Serangan demi serangan dibalas. Kekuatan kegelapan bertabrakan dengan tubuh yang tak bisa dimengerti. Zhack memanggil bayangan berbentuk naga hitam, Rex meninju dengan kekuatan yang meledakkan udara.
Tak ada Destiny di tubuh Rex. Tapi entah bagaimana, tiap serangannya mematahkan struktur energi kegelapan. Ia menghajar, menghindar, melompat, dan menghantam dengan kekuatan yang bahkan tak ia pahami.
Di tengah pertarungan, Zhack sempat berseru:
"KAU... BUKAN MANUSIA!"
Dan Rex tertawa sambil memutar bahunya.
"Aku juga penasaran sebenarnya aku ini apa. Tapi kau tahu? Aku lebih suka bikin kau pingsan dulu, baru cari tahu."

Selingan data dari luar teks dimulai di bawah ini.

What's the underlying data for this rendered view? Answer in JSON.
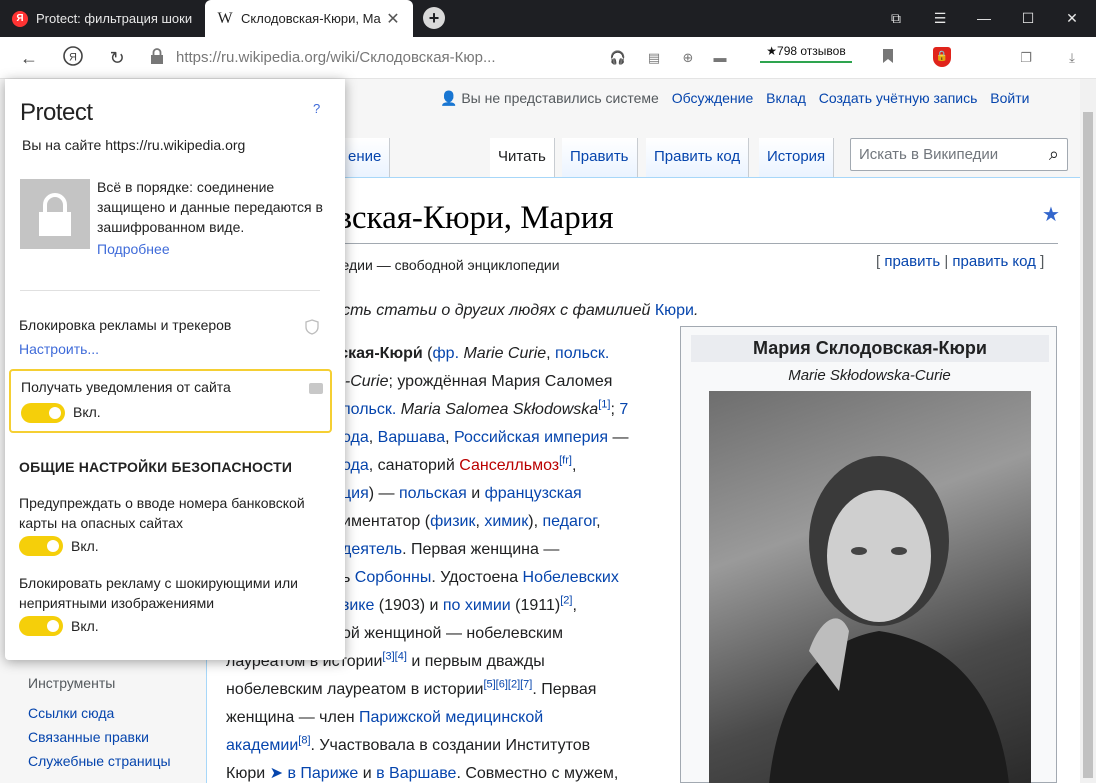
{
  "tabs": [
    {
      "title": "Protect: фильтрация шоки",
      "favicon": "Я"
    },
    {
      "title": "Склодовская-Кюри, Ма",
      "favicon": "W"
    }
  ],
  "address": {
    "url": "https://ru.wikipedia.org/wiki/Склодовская-Кюр...",
    "reviews": "★798 отзывов"
  },
  "wiki": {
    "userbar": {
      "anon": "Вы не представились системе",
      "talk": "Обсуждение",
      "contrib": "Вклад",
      "create": "Создать учётную запись",
      "login": "Войти"
    },
    "tabs": {
      "article_fragment": "ение",
      "read": "Читать",
      "edit": "Править",
      "edit_code": "Править код",
      "history": "История"
    },
    "search_placeholder": "Искать в Википедии",
    "title_fragment": "овская-Кюри, Мария",
    "from_fragment": "кипедии — свободной энциклопедии",
    "edit_links": {
      "edit": "править",
      "edit_code": "править код"
    },
    "hatnote": {
      "text": "и есть статьи о других людях с фамилией ",
      "link": "Кюри",
      "end": "."
    },
    "infobox": {
      "title": "Мария Склодовская-Кюри",
      "subtitle": "Marie Skłodowska-Curie"
    },
    "tools": {
      "heading": "Инструменты",
      "links": [
        "Ссылки сюда",
        "Связанные правки",
        "Служебные страницы"
      ]
    },
    "paragraph": {
      "l1": {
        "a": "о́вская-Кюри́",
        "b": " (",
        "c": "фр.",
        "d": " Marie Curie",
        "e": ", ",
        "f": "польск."
      },
      "l2": {
        "a": "ska-Curie",
        "b": "; урождённая Мария Саломея"
      },
      "l3": {
        "a": "польск.",
        "b": " Maria Salomea Skłodowska",
        "c": "[1]",
        "d": "; ",
        "e": "7"
      },
      "l4": {
        "a": "ода",
        "b": ", ",
        "c": "Варшава",
        "d": ", ",
        "e": "Российская империя",
        "f": " —"
      },
      "l5": {
        "a": "ода",
        "b": ", санаторий ",
        "c": "Санселльмоз",
        "d": "[fr]",
        "e": ","
      },
      "l6": {
        "a": "ция",
        "b": ") — ",
        "c": "польская",
        "d": " и ",
        "e": "французская"
      },
      "l7": {
        "a": "иментатор (",
        "b": "физик",
        "c": ", ",
        "d": "химик",
        "e": "), ",
        "f": "педагог",
        "g": ","
      },
      "l8": {
        "a": "деятель",
        "b": ". Первая женщина —"
      },
      "l9": {
        "a": "ь ",
        "b": "Сорбонны",
        "c": ". Удостоена ",
        "d": "Нобелевских"
      },
      "l10": {
        "a": "зике",
        "b": " (1903) и ",
        "c": "по химии",
        "d": " (1911)",
        "e": "[2]",
        "f": ","
      },
      "l11": {
        "a": "ой женщиной — нобелевским"
      },
      "l12": {
        "a": "лауреатом в истории",
        "b": "[3][4]",
        "c": " и первым дважды"
      },
      "l13": {
        "a": "нобелевским лауреатом в истории",
        "b": "[5][6][2][7]",
        "c": ". Первая"
      },
      "l14": {
        "a": "женщина — член ",
        "b": "Парижской медицинской"
      },
      "l15": {
        "a": "академии",
        "b": "[8]",
        "c": ". Участвовала в создании Институтов"
      },
      "l16": {
        "a": "Кюри ",
        "b": "➤",
        "c": " в Париже",
        "d": " и ",
        "e": "в Варшаве",
        "f": ". Совместно с мужем,"
      }
    }
  },
  "protect": {
    "title": "Protect",
    "help": "?",
    "site": "Вы на сайте https://ru.wikipedia.org",
    "connection": "Всё в порядке: соединение защищено и данные передаются в зашифрованном виде.",
    "more": "Подробнее",
    "adblock": "Блокировка рекламы и трекеров",
    "configure": "Настроить...",
    "notifications": {
      "label": "Получать уведомления от сайта",
      "state": "Вкл.",
      "on": true
    },
    "heading": "ОБЩИЕ НАСТРОЙКИ БЕЗОПАСНОСТИ",
    "bank": {
      "label": "Предупреждать о вводе номера банковской карты на опасных сайтах",
      "state": "Вкл.",
      "on": true
    },
    "shock": {
      "label": "Блокировать рекламу с шокирующими или неприятными изображениями",
      "state": "Вкл.",
      "on": true
    }
  },
  "colors": {
    "accent": "#f5cf0a",
    "link": "#0645ad",
    "popup_link": "#3f6bd9"
  }
}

Zhack bersiap mengakhiri. Ia menciptakan bola hitam pekat di tangannya—Void Heart, teknik terlarang TGoE yang bisa menghapus eksistensi siapa pun yang terkena.
Ia melemparkan bola itu.
Rex melihatnya. Ia tahu ia tak punya perisai. Tak punya Destiny. Tak punya waktu.
Tapi sesuatu dalam dirinya... terbuka.
Matanya bersinar putih kebiruan. Udara membeku sesaat. Tanah diam.
Dan dalam satu gerakan cepat, ia meninju Void Heart itu.
BOOM!
Bola itu meledak ke segala arah, namun tak menghapus Rex—justru Rex menghancurkannya dari dalam.
Zhack tertegun. Ia berlutut. Kekuatannya bergetar.
"Ini... ini bukan Destiny..."
Rex berjalan mendekat.
"Aku tak tahu nama kekuatanku, Zhack. Tapi aku tahu satu hal—aku tak bisa membiarkan kalian terus menyiksa semesta ini."
Lalu ia mengayunkan pukulan terakhir.
Zhack terpental jauh ke balik batu-batu raksasa.
Sunyi kembali. Hening. Hanya napas Rex yang terdengar.
Ia berdiri goyah. Tapi senyum lelahnya muncul.
"Frozz pasti khawatir banget. Harus cepat kembali."